With similar intentions, ISDA collaborated with Bahrain-based International Islamic Financial Market (IIFM) to issue the Tahawwut Master Agreement (TMA) in 2010. ISDA now aims to issue new templates for Islamic cross-currency swaps as well as templates for FX forwards and at the end of this year. The collaborative effort also includes credit support documentation for Islamic derivatives and exploring the development of Islamic collateral documentation. IIFM is also expected to issue a legal opinion on English Law with regards to the implementation of the Tahawwut Master Agreement, as well as standards and guidelines for Islamic hedging and Islamic liquidity management.
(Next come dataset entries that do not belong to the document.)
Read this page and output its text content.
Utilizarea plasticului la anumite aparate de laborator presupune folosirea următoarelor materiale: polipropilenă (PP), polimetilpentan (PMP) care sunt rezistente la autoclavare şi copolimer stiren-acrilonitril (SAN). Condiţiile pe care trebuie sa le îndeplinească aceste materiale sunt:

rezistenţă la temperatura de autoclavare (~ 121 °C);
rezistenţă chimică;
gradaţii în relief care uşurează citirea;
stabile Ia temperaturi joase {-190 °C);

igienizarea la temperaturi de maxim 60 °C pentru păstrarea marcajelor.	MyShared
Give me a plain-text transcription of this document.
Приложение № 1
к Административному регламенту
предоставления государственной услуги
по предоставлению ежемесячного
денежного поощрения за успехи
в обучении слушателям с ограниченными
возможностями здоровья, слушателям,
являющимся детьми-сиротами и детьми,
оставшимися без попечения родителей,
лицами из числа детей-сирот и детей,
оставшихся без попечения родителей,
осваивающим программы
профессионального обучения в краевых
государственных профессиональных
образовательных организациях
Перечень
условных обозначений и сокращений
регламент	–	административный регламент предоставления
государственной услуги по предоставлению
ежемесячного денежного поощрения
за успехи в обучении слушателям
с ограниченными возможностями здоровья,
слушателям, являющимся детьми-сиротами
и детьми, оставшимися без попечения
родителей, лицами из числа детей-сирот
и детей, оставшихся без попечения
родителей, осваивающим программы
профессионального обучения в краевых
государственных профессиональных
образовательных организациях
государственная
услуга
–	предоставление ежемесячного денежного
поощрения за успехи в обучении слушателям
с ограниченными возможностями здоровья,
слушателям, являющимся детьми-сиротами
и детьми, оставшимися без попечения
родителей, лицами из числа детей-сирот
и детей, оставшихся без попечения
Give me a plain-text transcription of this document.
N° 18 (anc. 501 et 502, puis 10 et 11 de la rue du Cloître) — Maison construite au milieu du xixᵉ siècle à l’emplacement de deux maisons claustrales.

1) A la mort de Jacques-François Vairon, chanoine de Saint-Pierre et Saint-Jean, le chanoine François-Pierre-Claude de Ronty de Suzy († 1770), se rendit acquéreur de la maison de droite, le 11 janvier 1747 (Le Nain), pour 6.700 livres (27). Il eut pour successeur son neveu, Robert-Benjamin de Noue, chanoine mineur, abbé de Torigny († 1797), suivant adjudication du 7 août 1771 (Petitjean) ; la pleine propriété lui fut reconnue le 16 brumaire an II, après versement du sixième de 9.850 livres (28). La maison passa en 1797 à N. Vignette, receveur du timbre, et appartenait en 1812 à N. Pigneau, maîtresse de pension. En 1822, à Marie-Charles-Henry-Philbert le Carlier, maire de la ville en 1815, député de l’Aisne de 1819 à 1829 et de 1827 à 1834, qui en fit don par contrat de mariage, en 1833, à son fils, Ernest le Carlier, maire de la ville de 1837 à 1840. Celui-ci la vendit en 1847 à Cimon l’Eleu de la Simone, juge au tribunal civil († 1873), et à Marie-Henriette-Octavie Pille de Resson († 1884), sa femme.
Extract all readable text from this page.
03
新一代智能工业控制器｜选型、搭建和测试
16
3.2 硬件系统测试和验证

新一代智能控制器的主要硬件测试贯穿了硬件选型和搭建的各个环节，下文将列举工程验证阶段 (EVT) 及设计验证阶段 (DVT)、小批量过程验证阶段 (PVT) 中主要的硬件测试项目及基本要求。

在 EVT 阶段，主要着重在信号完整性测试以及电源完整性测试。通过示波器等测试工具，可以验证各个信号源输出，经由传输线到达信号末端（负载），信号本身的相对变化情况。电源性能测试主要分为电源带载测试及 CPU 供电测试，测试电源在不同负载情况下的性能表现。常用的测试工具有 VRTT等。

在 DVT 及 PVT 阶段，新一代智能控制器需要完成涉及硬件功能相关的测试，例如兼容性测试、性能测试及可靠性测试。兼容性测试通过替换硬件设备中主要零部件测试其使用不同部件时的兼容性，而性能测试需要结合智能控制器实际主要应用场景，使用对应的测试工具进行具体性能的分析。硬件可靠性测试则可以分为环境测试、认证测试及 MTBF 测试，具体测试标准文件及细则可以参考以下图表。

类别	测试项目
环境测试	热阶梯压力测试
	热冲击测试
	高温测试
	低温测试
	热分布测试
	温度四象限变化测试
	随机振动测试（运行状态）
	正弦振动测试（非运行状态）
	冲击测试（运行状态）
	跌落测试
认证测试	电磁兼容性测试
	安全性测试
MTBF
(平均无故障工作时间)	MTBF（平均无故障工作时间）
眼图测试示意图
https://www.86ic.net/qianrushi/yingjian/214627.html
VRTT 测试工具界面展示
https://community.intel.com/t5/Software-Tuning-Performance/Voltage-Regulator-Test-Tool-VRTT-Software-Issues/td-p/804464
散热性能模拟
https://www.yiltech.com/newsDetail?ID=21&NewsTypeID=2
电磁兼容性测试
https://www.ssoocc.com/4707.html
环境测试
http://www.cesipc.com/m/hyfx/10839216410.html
The speculative nature of derivatives are not permissible by Shariah as they involve Gharar, Maysir and often the fact that there is no real trade that occurs. The conjecture in derivatives is done with the intention of generating profit. Therefore the underlying assets in the transaction are not often physically delivered. The problem with the derivative instruments is that due to speculation they are not tied to the real economic activity and this is could cause imbalance in the demand and supply condition of the real economy.
Issues
Derivatives are highly contentious instruments for Shariah scholars. The lack of documentations pertaining to Islamic derivative transactions add adds another predicament to the existing issue. Currently, there is no widely accepted Shariah compliant derivative instrument that is equivalent to its conventional counterpart.
The 2010 Tahawutt Master Agreement developed by ISDA and IIFM which was aimed at addressing this issue was not well accepted by the industry. There is disagreement among scholars regarding its admissibility, which has resulted in a lack of acceptance particularly by Islamic financial institutions in the GCC. When it comes to hedging risk, derivatives are crucial to both companies and Islamic financial institutions alike. Without a standard document supporting Islamic derivative transactions, the industry will be at a disadvantage, with companies availing themselves of Islamic facilities often opting to enter into conventional derivatives to hedge their currency or rate exposure.
Outlook
As the industry develops in size, reach and maturity, industry observers seem cautiously optimistic on Islamic finance derivatives. It remains an opportunistic area of sophisticated Islamic finance products in spite of the differing opinions of its Shariah compliance. As interest in derivatives continue to grow, the research and development of documentation on it will be driven by market demands.